Академия просыпалась по-своему. Никаких школьных звонков или суеты — лишь звон колоколов, завывающий ветер в галереях и лёгкий гул, похожий на дыхание огромного живого существа. Казалось, здание само знает, что скоро начнутся занятия, и готовится вместе со своими обитателями.
Комната была полна утреннего тумана. Снаружи бил колокол — три удара. Над её подушкой плавала вороновая перышко, мерцая как золото на солнце.
На двери висел свиток:
«Первая ознакомительная лекция. Аудитория 2-А. Не опаздывать»
Вещи накануне сами сложились в шкаф: мантия — на вешалке, перо — на столе, а кулон вновь оказался на груди, хотя она точно снимала его. Сон был свежим и странно чётким, как будто он не закончился.

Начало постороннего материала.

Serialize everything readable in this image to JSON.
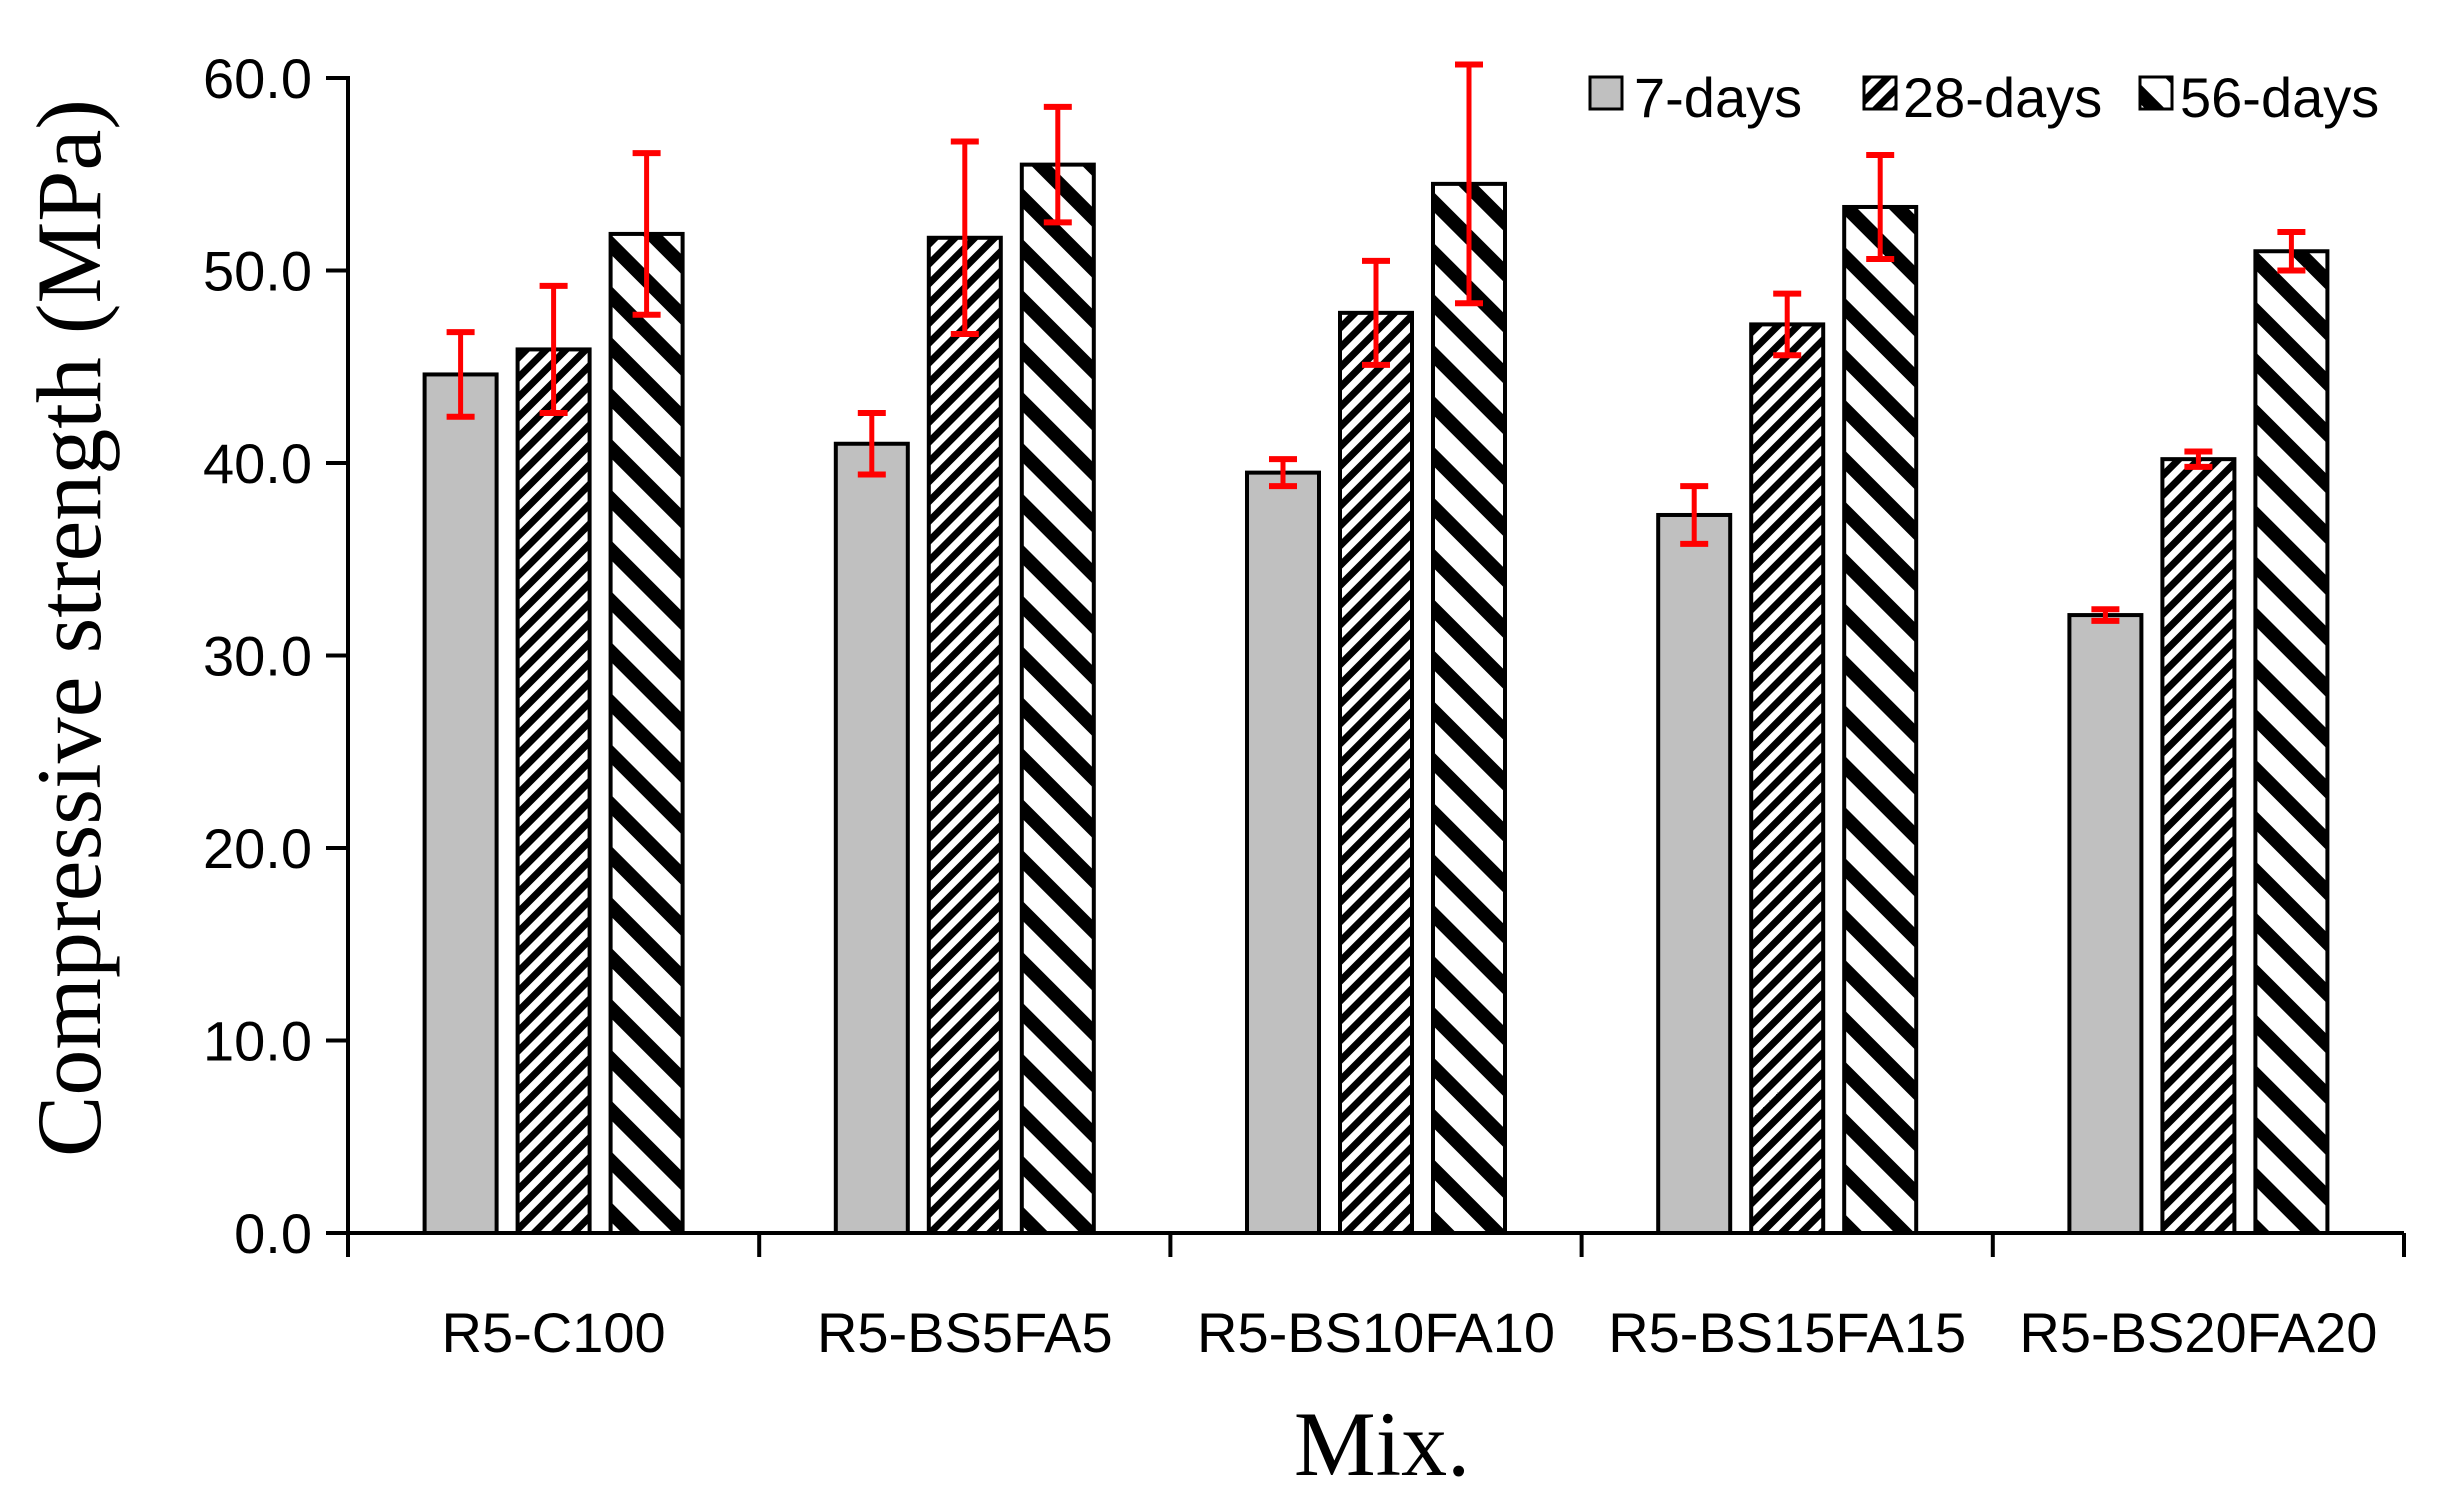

Она надела мантию. Материал был тяжёлым, но тёплым, сшитым из странной ткани, которая отражала свет не цветом, а настроением. На рукаве — знак первого круга: круг, перечёркнутый линией. Она выглянула в окно — по дорожкам уже шли другие студенты, кто-то парил в нескольких сантиметрах от земли, кто-то ехал на вещах, напоминавших спящих существ, кто-то шёл, разговаривая сам с собой.
Лада вышла.
Коридоры были Переплетением света и тени. Картины на стенах двигались, изображая сны неизвестных людей. В одной — женщина шла по полю в золотом платье, в другой — человек падал с башни бесконечно долго. От каждого изображения тянулся слабый запах сна: лаванда, пыль, горячий воск.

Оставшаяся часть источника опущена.